Environment and Breast Cancer: Science Review


Evidence From Humans
 
Print this page
Breast cancer risk and exposure in early life to polycyclic aromatic hydrocarbons using total suspended particulates as a proxy measure
Bonner, M. R., Han, D., Nie, J., Rogerson, P., Vena, J. E., Muti, P., Trevisan, M., Edge, S. B., Freudenheim, J. L. Cancer Epidemiology, Biomarkers and Prevention. 2005. 14:1, 53-60.
Topic area
Environmental pollutant - PAH
Study design
Population based case-control
Study Participants
Menopausal Status
The menopausal status of women included in this study is listed here.
Pre menopausal
Post menopausal
Number of Controls
Controls: 2105
Participant selection: Inclusion and exclusion criteria
Criteria used to select participants in the study.
Residents of Erie and Niagara Counties, NY, in 1996-2001, aged 35-79 years, participating in the Western NY Exposures and Breast Cancer Study (WEB Study). Cases with histologically confirmed, primary, incident breast cancer. Cases under age 65 with drivers' license. Controls under age 65 selected from motor vehicle records; over 65 from CMS records. Restricted to women who were residents of Erie and Niagara Counties at birth, menarche, and when they first gave birth.

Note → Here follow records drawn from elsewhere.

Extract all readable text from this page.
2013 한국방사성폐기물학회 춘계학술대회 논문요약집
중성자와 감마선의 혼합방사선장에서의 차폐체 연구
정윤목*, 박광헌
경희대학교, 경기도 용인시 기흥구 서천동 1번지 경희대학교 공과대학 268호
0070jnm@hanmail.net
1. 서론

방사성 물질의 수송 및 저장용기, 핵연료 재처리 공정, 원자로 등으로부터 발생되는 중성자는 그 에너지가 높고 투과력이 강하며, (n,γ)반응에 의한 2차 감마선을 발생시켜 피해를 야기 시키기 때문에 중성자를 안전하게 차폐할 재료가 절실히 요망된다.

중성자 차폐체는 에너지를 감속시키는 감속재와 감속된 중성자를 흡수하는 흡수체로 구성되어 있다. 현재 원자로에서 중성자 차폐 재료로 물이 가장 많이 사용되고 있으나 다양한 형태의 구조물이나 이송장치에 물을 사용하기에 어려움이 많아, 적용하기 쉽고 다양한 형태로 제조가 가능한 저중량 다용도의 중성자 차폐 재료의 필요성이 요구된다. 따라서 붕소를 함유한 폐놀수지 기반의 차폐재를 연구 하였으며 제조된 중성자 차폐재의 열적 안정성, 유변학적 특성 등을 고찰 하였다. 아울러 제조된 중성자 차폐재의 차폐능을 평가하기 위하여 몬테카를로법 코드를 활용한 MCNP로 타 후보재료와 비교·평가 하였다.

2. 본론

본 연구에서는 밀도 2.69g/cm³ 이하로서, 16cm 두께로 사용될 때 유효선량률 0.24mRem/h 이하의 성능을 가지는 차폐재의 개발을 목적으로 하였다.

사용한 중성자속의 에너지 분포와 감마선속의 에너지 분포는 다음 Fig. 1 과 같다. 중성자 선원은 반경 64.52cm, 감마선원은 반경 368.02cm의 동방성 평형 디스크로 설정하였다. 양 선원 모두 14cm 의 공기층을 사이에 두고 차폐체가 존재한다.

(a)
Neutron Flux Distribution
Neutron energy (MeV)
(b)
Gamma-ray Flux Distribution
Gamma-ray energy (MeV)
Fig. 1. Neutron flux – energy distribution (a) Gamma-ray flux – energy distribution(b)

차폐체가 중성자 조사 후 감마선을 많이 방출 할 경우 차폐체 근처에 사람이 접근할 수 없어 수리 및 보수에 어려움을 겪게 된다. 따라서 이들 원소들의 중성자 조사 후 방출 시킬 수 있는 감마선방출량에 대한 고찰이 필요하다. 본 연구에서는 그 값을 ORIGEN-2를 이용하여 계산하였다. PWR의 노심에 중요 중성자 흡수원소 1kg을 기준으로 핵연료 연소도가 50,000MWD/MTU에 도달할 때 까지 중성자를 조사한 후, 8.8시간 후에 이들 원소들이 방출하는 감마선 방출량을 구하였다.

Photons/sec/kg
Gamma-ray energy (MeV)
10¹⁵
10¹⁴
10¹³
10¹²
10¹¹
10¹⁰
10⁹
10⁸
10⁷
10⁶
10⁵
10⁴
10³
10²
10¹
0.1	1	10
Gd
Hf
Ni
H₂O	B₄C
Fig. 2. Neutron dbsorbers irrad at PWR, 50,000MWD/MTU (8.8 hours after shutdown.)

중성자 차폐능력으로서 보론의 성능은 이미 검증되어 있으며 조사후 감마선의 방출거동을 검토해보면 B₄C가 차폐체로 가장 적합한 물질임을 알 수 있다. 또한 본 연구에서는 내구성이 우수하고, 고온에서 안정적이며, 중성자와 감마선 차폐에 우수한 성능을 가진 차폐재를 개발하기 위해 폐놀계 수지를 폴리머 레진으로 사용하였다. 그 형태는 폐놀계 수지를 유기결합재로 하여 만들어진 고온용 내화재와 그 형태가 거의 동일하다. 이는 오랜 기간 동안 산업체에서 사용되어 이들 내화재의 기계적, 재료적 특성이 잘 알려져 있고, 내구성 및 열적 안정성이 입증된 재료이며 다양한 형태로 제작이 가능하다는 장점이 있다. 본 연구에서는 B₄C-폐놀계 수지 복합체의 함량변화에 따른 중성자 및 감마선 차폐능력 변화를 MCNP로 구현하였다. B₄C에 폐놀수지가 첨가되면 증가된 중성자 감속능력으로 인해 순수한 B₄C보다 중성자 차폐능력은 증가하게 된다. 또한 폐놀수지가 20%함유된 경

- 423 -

No previous cancer diagnosis. English speaking.
Exposure Investigated
Exposures investigated
Exposure measures were created for total suspended particulate matter (TSP), indicative of PAH, benzo(a)pyrene, etc. NY State Dept. of Environmental Conservation air monitoring of total suspended particulate beginning in 1959 measured TSP every 7 days.
How exposure was measured
Environmental sample GIS/geographic location Other: Environmental model
Exposure assessment comment
Strengths: Benzo(a)pyrene measured in 11 monitors in 1970s was strongly correlated with TSP. History of industrial development weighs in favor of using 1960s measures as representative of earlier years. Limitations: Substantial exposure misclassification is likely due to local/temporal/behavioral factors. Because there are strong time trends in TSP in the region, with decreasing levels after 1970, the distribution of exposures is different in different time periods; though exposures for different time periods are correlated. "Few postmenopausal participants were exposed to low concentrations at birth and few premenopausal women were exposed to high concentrations at the time of first birth" Because TSP levels were high at the time of participants births, there are few women in the referent group. Other unknown factors may be correlated with the geographic distribution of TSP. PAH may not be the most or only relevant constituent of of TSP.
Statistical Analysis
Ethnic groups with separate analysis
If this study provided a separate analysis by ethnic or racial group, the groups are listed here.
No
Confounders considered
Other breast cancer risk factors, such as family history, age at first birth, and hormone replacement therapy use, that were taken into account in the study.
Breast cancer risk factors were evaluated as confounders. Education is included in models. Exposures to PAH and other TSP-related pollutants from sources other than ambient air pollution were not considered and may or may not be confounders. Because so
Genetic characterization included
If the study analyzed relationships between environmental factors and inherited genetic variations, this field will be marked “Yes.” “No”, if not.
No
Description of major analysis
Unconditional logistic regression by quartiles of TSP exposure, stratified by menopausal status
Strength of associations reported
Postmenopausal women
High compared to low TSP at birth: OR 2.42 (0.97-6.09); p trend = 0.01. For other time periods, odds ratios are elevated, but statistically unstable.
Premenopausal women
High compared to low TSP at birth : elevated, but statistically unstable OR. For other time periods, odds ratios are not elevated and some are below one.
Results Comments
Lack of association for premenopausal women could be due to lower exposures or shorter lag time.